Die Badische Landesbühne zeigt in der Stadthalle „Frühstück bei Tiffany“

Kirchheim. Dass Erzähltexte zu Bühnenstücken verarbeitet werden, ist bestimmt nicht aufregend, sondern weit verbreitet. „Frühstück bei Tiffany“ – diesen Stoff gibt es doch als Film von 1961 mit der unvergleichlichen Audrey Hepburn.

Dieser Filmklassiker lässt in Vergessenheit geraten, dass die Geschichte 1958 geschrieben, ursprünglich von Truman Capote stammt, einem amerikanischen Autor, der alkohol- und drogensüchtig 1984 im Alter von 60 Jahren starb. „Frühstück bei Tiffany“ hat ihn, nicht zuletzt aufgrund des Films, mit dem er übrigens nicht einverstanden war, weltberühmt gemacht.

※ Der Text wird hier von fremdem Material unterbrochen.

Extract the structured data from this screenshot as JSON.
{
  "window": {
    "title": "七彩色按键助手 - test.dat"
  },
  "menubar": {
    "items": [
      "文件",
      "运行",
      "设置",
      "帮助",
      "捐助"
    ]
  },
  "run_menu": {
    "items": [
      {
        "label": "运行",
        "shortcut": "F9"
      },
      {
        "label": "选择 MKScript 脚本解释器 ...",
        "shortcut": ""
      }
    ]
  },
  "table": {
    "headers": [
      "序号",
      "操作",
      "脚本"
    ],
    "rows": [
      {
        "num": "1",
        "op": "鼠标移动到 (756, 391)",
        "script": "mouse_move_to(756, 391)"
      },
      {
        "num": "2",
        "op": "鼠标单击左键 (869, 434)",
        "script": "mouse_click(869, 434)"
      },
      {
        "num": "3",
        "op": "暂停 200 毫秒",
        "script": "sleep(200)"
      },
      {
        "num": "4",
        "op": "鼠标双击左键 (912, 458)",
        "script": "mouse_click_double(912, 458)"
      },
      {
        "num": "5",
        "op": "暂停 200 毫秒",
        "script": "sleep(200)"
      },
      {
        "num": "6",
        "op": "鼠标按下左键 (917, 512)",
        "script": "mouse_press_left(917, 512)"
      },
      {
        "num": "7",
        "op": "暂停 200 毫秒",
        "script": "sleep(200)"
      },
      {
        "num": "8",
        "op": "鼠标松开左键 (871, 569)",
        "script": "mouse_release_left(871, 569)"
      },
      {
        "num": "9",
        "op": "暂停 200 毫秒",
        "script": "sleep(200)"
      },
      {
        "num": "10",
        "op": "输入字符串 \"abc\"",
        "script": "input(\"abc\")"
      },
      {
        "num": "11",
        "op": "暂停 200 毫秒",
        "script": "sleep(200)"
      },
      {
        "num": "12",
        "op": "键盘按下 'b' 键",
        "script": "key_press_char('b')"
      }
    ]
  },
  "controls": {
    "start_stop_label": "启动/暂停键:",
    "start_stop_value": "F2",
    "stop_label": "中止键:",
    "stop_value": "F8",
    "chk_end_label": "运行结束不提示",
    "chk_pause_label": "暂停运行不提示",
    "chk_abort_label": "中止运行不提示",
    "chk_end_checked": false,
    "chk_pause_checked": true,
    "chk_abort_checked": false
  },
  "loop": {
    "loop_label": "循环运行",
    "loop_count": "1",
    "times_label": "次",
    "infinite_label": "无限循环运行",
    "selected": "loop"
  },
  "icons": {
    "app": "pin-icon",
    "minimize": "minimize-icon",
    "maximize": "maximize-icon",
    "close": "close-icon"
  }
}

So beschreibt Capote in einem Interview seine Hauptfigur: Ein junges Mädchen namens Holly Golightly zieht aus der Provinz nach New York und lebt als eine Art amerikanische Geisha. Sie begleitet Spesenritter in elegante Restaurants und Nightclubs unter der Voraussetzung, dass diese Begleiter ihr ein Geschenk machen in Form von Schmuck oder sogar einem Scheck. Ihr einzig verlässlicher Freund auf ihrer Suche nach dem eigenen Ich und nach einer Heimat ist Fred, ein mittelloser schwuler Schriftsteller – wie Capote selbst.

Wenn ein Theater diesen Stoff auf die Bühne bringen will, so muss es sozusagen an zwei Fronten kämpfen: Es muss nicht nur Capotes Erzähltext in ein Bühnenstück umformen, sondern auch noch gegen die übermächtigen Bilder des Films anspielen.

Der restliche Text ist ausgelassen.